Under standard conditions, silicon crystallizes in giant covalent structures, especially in the diamond cubic lattice (space group 227). Therefore, it has a high melting point of 1414 °C because a lot of energy is required to break the strong covalent bonds and melt the solid.After melting silicon, the network of long-range tetrahedral bonds is broken and the voids in the network are filled, similar to water ice when hydrogen bonds are broken during melting.It does not have any thermodynamically stable allotrope at standard pressure, but several other crystal structures are known at higher pressures.The general trend is that the coordination number increases with pressure, eventually forming a hexagonal close-packed allotrope of about 40 GPa, called Si-VII (the standard variant is Si-I).The allotrope known as BC8 (or bc8) has a body-centered cubic lattice with eight atoms per original unit cell (space group 206), can be produced at high pressure and remain metastable at low pressure.Its properties have been studied in detail.

Silicon boils at 3265 °C: although high, it is still lower than the temperature at which its lighter congener carbon sublimes (3642 °C), and the heat of vaporization of silicon is also lower than that of carbon, which is related to the ratio of Si– Si bonds to C.The C bond is weak.Graphene-like layers of silicene can also be built.

Isotopes

Naturally occurring silicon consists of three stable isotopes, 28Si (92.23%), 29Si (4.67%) and 30Si (3.10%).Of these, only 29Si can be used for NMR and EPR spectroscopy,because it is the only substance with a nuclear spin (I = 1/2).All three are produced by the oxygen combustion process in Type Ia supernovae [49][50], where 28Si is produced as part of the alpha process and is therefore the most abundant.28Si fuses with alpha particles in stars via photodecay rearrangement, a process known as silicon burning; this is the final stage of nucleosynthesis before the star rapidly collapses and explodes violently in a Type II supernova.

Twenty radioisotopes have been characterized, the two most stable being 32Si with a half-life of about 150 years and 31Si with a half-life of 2.62 hours.All remaining radioisotopes have half-lives of less than seven seconds, and most have half-lives of less than one-tenth of a second.Silicon has one known nuclear isomer, 34mSi, with a half-life of less than 210 ns.32Si undergoes low energy beta decay to 32P and then stabilizes to 32S. 31Si can be produced by neutron activation of natural silicon and thus can be used for quantitative analysis; it can be easily detected by its stable 31P characteristic beta decay, where the emitted electrons carry energies up to 1.48 MeV.

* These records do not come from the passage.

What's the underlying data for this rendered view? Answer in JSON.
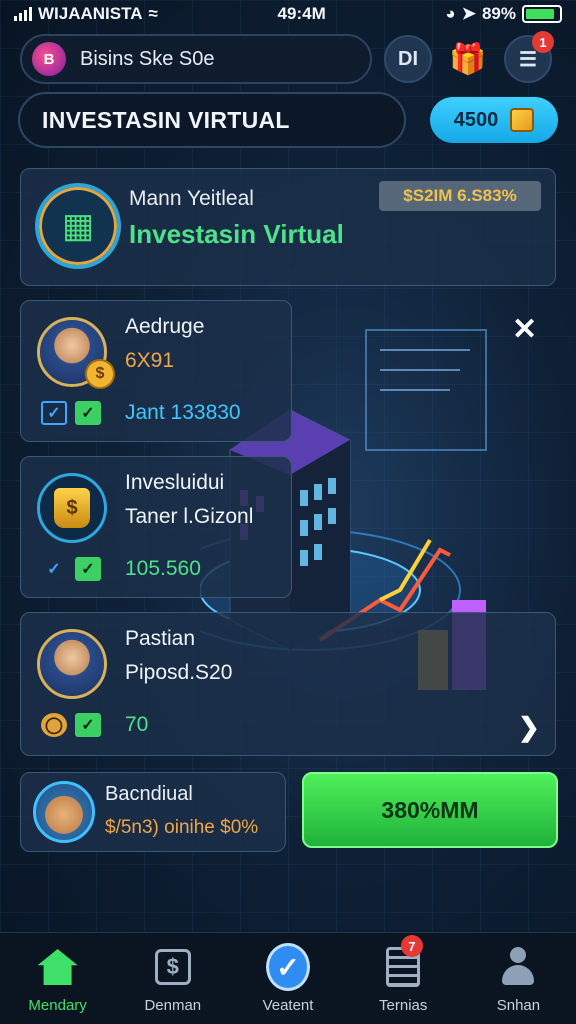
{
  "status_bar": {
    "carrier": "WIJAANISTA",
    "time": "49:4M",
    "battery": "89%"
  },
  "header": {
    "logo_label": "B",
    "search_text": "Bisins Ske S0e",
    "menu_label": "DI",
    "notification_count": "1"
  },
  "title_bar": {
    "title": "INVESTASIN VIRTUAL",
    "coins": "4500"
  },
  "hero": {
    "subtitle": "Mann Yeitleal",
    "title": "Investasin Virtual",
    "stat": "$S2IM 6.S83%"
  },
  "cards": [
    {
      "name": "Aedruge",
      "value": "6X91",
      "foot": "Jant 133830",
      "coin": "$"
    },
    {
      "name": "Invesluidui",
      "line2": "Taner l.Gizonl",
      "foot": "105.560",
      "bag": "$"
    },
    {
      "name": "Pastian",
      "line2": "Piposd.S20",
      "foot": "70"
    }
  ],
  "profile": {
    "name": "Bacndiual",
    "sub": "$/5n3) oinihe $0%"
  },
  "cta": {
    "label": "380%MM"
  },
  "tabs": [
    {
      "label": "Mendary"
    },
    {
      "label": "Denman"
    },
    {
      "label": "Veatent"
    },
    {
      "label": "Ternias",
      "badge": "7"
    },
    {
      "label": "Snhan"
    }
  ],
  "colors": {
    "accent_green": "#3fe06a",
    "accent_blue": "#2f8cf0",
    "accent_orange": "#f0a646"
  }
}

Known isotopes of silicon have masses ranging from 22 to 44.The most common decay mode for isotopes with masses lower than the three stable isotopes is reverse beta decay, with the predominant formation of the aluminum isotope (13 protons) as the decay product.The most common mode of decay for heavier unstable isotopes is beta decay, with the predominant formation of the phosphorus isotope (15 protons) as the decay product.Silicon can enter the ocean through groundwater and river transport.The bulk groundwater input has a different isotopic composition than the fluvial silicon input.Isotope changes in groundwater and river transport lead to changes in 30Si values in the oceans.At present, there are large differences in deep-water isotope values in various ocean basins in the world.Between the Atlantic Ocean and the Pacific Ocean, there is a deep-water 30Si gradient greater than 0.3‰.30Si is most often associated with productivity.